Withal, the welcome prepared for Dick and Jan at Regina station was hardly less than alarming for one of the two men in Canada and the United States who had not read the newspapers.

"You'll excuse my saying so, sir," explained Dick in a flustered aside to Captain Arnutt, "but this is the very devil of a business. I—surely I haven't got to say anything!"

The civilian crowd at the station was good-humoredly shouting for a "speech," cameras were clicking away like pom-poms, and the Regina pressmen were gripping Dick almost savagely by either arm, showing considerable personal bravery thereby, for Jan growled very threateningly as their hands touched the sergeant's tunic, and in common humanity Dick was forced to grab the famous hound by the neck and give him urgent orders to control his wrath.
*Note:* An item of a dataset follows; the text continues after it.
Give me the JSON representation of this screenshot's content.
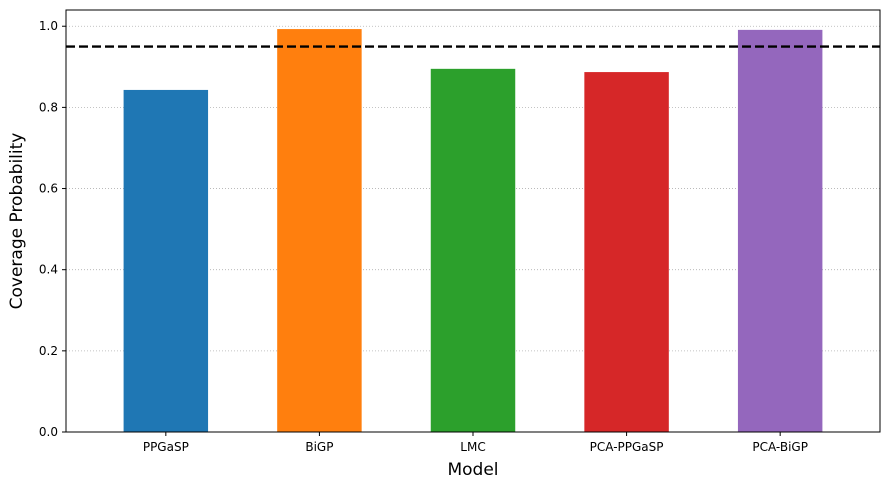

As Dick subsequently explained to Captain Arnutt, the thing struck him as the more awkward because, having found Jan, he desired now to be allowed to resign from the force, as he wanted to return to England.

"But, hang it, man! you've been gazetted a full sergeant-inspector and—unofficially, of course—I'm told we are only waiting word from Ottawa about offering you commissioned rank."
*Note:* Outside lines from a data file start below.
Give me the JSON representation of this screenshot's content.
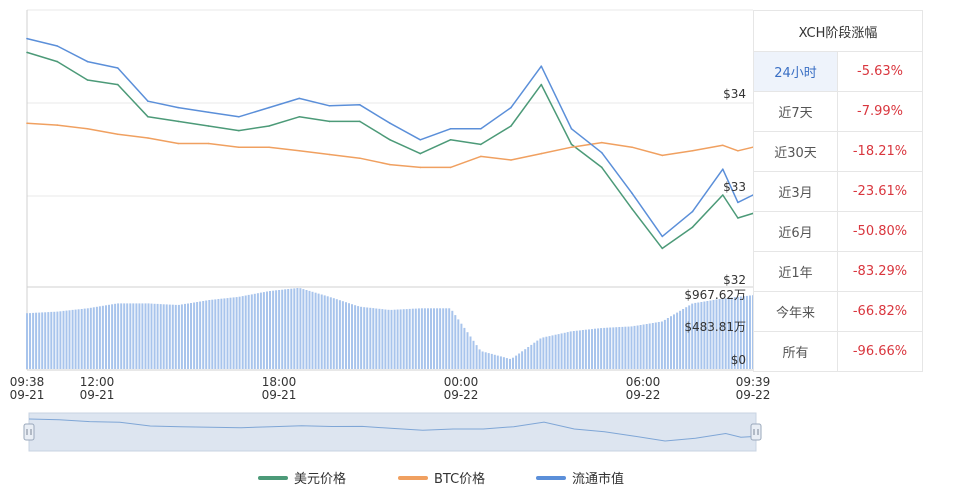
{
  "chart_data": {
    "type": "line",
    "yticks": [
      "$34",
      "$33",
      "$32"
    ],
    "volume_ticks": [
      "$967.62万",
      "$483.81万",
      "$0"
    ],
    "xticks": [
      {
        "time": "09:38",
        "date": "09-21"
      },
      {
        "time": "12:00",
        "date": "09-21"
      },
      {
        "time": "18:00",
        "date": "09-21"
      },
      {
        "time": "00:00",
        "date": "09-22"
      },
      {
        "time": "06:00",
        "date": "09-22"
      },
      {
        "time": "09:39",
        "date": "09-22"
      }
    ],
    "hours": [
      0,
      1,
      2,
      3,
      4,
      5,
      6,
      7,
      8,
      9,
      10,
      11,
      12,
      13,
      14,
      15,
      16,
      17,
      18,
      19,
      20,
      21,
      22,
      23,
      23.5,
      24
    ],
    "series": [
      {
        "name": "美元价格",
        "color": "#4c9a78",
        "values": [
          34.55,
          34.45,
          34.25,
          34.2,
          33.85,
          33.8,
          33.75,
          33.7,
          33.75,
          33.85,
          33.8,
          33.8,
          33.6,
          33.45,
          33.6,
          33.55,
          33.75,
          34.2,
          33.55,
          33.3,
          32.85,
          32.42,
          32.65,
          33.0,
          32.75,
          32.8
        ]
      },
      {
        "name": "BTC价格",
        "color": "#f0a060",
        "values": [
          33.78,
          33.76,
          33.72,
          33.66,
          33.62,
          33.56,
          33.56,
          33.52,
          33.52,
          33.48,
          33.44,
          33.4,
          33.33,
          33.3,
          33.3,
          33.42,
          33.38,
          33.45,
          33.52,
          33.57,
          33.52,
          33.43,
          33.48,
          33.54,
          33.48,
          33.52
        ]
      },
      {
        "name": "流通市值",
        "color": "#5b8fd9",
        "values": [
          34.7,
          34.62,
          34.45,
          34.38,
          34.02,
          33.95,
          33.9,
          33.85,
          33.95,
          34.05,
          33.97,
          33.98,
          33.78,
          33.6,
          33.72,
          33.72,
          33.95,
          34.4,
          33.72,
          33.46,
          33.02,
          32.55,
          32.82,
          33.28,
          32.92,
          33.0
        ]
      }
    ],
    "volume": [
      0.68,
      0.7,
      0.74,
      0.8,
      0.8,
      0.78,
      0.84,
      0.88,
      0.95,
      0.99,
      0.88,
      0.76,
      0.72,
      0.74,
      0.74,
      0.22,
      0.12,
      0.38,
      0.46,
      0.5,
      0.52,
      0.58,
      0.8,
      0.86,
      0.88,
      0.9
    ]
  },
  "stage_table": {
    "title": "XCH阶段涨幅",
    "rows": [
      {
        "period": "24小时",
        "change": "-5.63%"
      },
      {
        "period": "近7天",
        "change": "-7.99%"
      },
      {
        "period": "近30天",
        "change": "-18.21%"
      },
      {
        "period": "近3月",
        "change": "-23.61%"
      },
      {
        "period": "近6月",
        "change": "-50.80%"
      },
      {
        "period": "近1年",
        "change": "-83.29%"
      },
      {
        "period": "今年来",
        "change": "-66.82%"
      },
      {
        "period": "所有",
        "change": "-96.66%"
      }
    ]
  },
  "legend": [
    {
      "label": "美元价格",
      "color": "#4c9a78"
    },
    {
      "label": "BTC价格",
      "color": "#f0a060"
    },
    {
      "label": "流通市值",
      "color": "#5b8fd9"
    }
  ]
}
Dick shrugged his shoulders in comic despair. His speech was finally delivered from the perilous eminence of a booking-clerk's stool, an elevation which Jan so gravely mistrusted that he felt impelled to rise erect on his hind feet, placing both fore paws beside his lord's raised heels, and thereby providing the camera men with the most famous of all the snap-shots yet obtained.

The speech, as literally recorded in shorthand by one of Regina's most promising young pressmen, if not a very finished or distinguished effort, was clearly a hardy and quick-growing production, since it did eventually develop into a long half-column in some newspapers, according to the unimaginative and literal stenographic record aforementioned. It was as follows:

"It's very good of you fellows—er—Right you are, sir! er—ladies and gentlemen!—But, really, you know, I can't make a speech. It's no use. I—er—I'm tremendously obliged to you all. What you say is—er—well, the fact is I've only done what any other man in the service would have done. It's splendid to see you all again and—I have brought back the Mounted Police Dog. Thank you!"

And, according to the shorthand man, that was all. But a generous sub-editorial fraternity understood the speech differently; and newspaper readers doubtless came to the conclusion that oratory must now be added to the other accomplishments of the versatile R.N.W.M.P.